Em 2001, Michel Gondry fez um procedimento mal recomendado em filmes de grande orçamento de Hollywood. A coisa toda parecia um pouco duvidosa desde o começo. Dirigir um roteiro de Seth Rogen e Evan Goldberg foi uma ação questionável, para dizer o mínimo, muitos se perguntando como um cineasta com um indivíduo tão autônomo se adaptaria. Infelizmente, os resultados provaram o erro. O filme - que na verdade era um projeto que Gondry inicialmente tentou fazer quase 20 anos antes - dificilmente ficou entre os melhores esforços de super-heróis dos últimos tempos. A Sony supostamente restringiu a liberdade artística de Gondry e o deixou com um produto confuso. O filme, estrelado por Rogen, Jay Chou, Christoph Waltz e Cameron Diaz, é uma colagem meio incompleta de possibilidades - parte da história de origem, parte da comédia chapada, o enredo é mal construído e estranhamente inconseqüente. Os personagens parecem aleatoriamente jogados juntos. Talvez nunca saibamos como seria o corte do diretor de 'The Green Hornet' - mas certamente teria sido melhor que isso.

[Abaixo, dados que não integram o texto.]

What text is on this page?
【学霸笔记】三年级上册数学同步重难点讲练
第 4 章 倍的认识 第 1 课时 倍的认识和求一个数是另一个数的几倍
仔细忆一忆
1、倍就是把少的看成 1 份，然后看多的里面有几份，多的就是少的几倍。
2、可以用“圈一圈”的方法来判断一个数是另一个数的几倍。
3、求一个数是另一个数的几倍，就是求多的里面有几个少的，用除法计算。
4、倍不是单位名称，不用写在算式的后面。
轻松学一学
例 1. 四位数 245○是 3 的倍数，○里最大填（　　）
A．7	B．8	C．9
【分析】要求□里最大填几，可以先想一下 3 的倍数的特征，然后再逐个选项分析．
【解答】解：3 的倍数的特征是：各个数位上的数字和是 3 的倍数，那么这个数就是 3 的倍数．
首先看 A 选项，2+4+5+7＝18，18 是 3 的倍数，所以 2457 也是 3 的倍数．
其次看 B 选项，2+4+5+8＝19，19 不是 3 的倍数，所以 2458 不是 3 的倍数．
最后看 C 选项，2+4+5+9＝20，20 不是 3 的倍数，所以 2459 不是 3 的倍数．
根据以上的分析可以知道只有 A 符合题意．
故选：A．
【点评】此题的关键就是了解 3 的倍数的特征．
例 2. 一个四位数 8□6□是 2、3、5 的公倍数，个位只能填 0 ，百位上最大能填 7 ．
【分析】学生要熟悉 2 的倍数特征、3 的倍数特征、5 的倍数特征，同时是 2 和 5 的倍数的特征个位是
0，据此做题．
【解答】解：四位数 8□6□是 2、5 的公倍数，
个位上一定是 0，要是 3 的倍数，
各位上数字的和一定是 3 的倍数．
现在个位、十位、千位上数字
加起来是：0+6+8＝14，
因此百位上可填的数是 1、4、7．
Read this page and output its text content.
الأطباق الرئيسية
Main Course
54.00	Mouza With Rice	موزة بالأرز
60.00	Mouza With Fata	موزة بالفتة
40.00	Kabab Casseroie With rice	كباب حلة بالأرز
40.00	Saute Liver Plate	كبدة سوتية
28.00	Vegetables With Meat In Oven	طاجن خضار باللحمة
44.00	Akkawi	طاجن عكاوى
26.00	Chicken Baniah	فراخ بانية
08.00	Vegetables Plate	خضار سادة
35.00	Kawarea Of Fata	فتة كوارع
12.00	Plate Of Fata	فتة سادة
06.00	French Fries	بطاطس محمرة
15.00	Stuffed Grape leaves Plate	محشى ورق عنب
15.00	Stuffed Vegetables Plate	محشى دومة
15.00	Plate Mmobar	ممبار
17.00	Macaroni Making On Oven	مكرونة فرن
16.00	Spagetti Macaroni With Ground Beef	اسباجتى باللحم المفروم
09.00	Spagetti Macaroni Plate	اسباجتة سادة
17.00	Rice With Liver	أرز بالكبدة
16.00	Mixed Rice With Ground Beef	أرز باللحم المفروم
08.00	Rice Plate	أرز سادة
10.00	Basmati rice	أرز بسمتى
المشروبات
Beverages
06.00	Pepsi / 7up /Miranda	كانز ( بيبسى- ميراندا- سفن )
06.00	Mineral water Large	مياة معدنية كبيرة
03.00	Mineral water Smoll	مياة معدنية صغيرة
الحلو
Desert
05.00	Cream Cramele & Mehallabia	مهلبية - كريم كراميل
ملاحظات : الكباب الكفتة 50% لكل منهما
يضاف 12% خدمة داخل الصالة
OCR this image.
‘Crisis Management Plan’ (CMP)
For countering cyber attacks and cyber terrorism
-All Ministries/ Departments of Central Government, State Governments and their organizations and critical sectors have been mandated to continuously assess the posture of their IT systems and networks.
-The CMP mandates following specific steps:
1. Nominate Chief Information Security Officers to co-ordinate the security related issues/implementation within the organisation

8. 'Natureza Humana' (2001)



Um filme ambicioso para qualquer padrão, 'Human Nature' é especialmente impressionante porque também é um filme de estréia. Escrito pelo mestre da ficção alucinante Charlie Kaufman, o filme é narrado inteiramente em flashbacks através de três perspectivas - uma do mundo inferior - e questiona os fundamentos da civilização e sua guerra contra os impulsos sexuais primordiais. Infelizmente, o filme, estrelado por Tim Robbins, Rhys Ifans, Miranda Otto e Patricia Arquette, não faz o suficiente com sua premissa inventiva e às vezes apenas o alonga. Depois de uma mulher nascida com um raro desequilíbrio hormonal (cabelos grossos por todo o corpo), um aspirante a Mowgli e um psicólogo idiota obcecado por boas maneiras, isso faz você rir e refletir até certo ponto, mas realmente não atinge seu objetivo (ou suspeita) alvo e profundidade. Sua narrativa se une fracamente no final e carece de uma mordida emocional adequada. Ele continuamente se esquiva de investigar a verdade por trás de seus personagens e momentos maníacos e, finalmente, deixa você desejando profundidade a par com a estrutura complicada.

7. “Seja gentil de rebobinar” (2008)



Em sua crítica, Roger Ebert descreveu 'Be Kind Rewind' como 'o tipo de filme divertido que você mal pode esperar para ver em DVD'. De fato, este é um filme que muitas pessoas lutam para gostar, mas não levam muito a sério. Apesar de toda a zanidade, a narrativa não é tão envolvente como um todo. Depois de um trabalhador de ferro-velho (Jack Black) e o vendedor de videogames (Mos Def) recriar e refilmar filmes clássicos para um cliente senil, a jornada rapidamente perde força, já que não há nada a ganhar - nenhum lugar para ir e nada para se preocupar. É, no entanto, representativo de seu tempo. Ele captura e celebra a mentalidade do tipo “faça você mesmo” da geração Youtube. Inferno, ele inventou a palavra 'sweded'. Você tem que dar crédito a isso.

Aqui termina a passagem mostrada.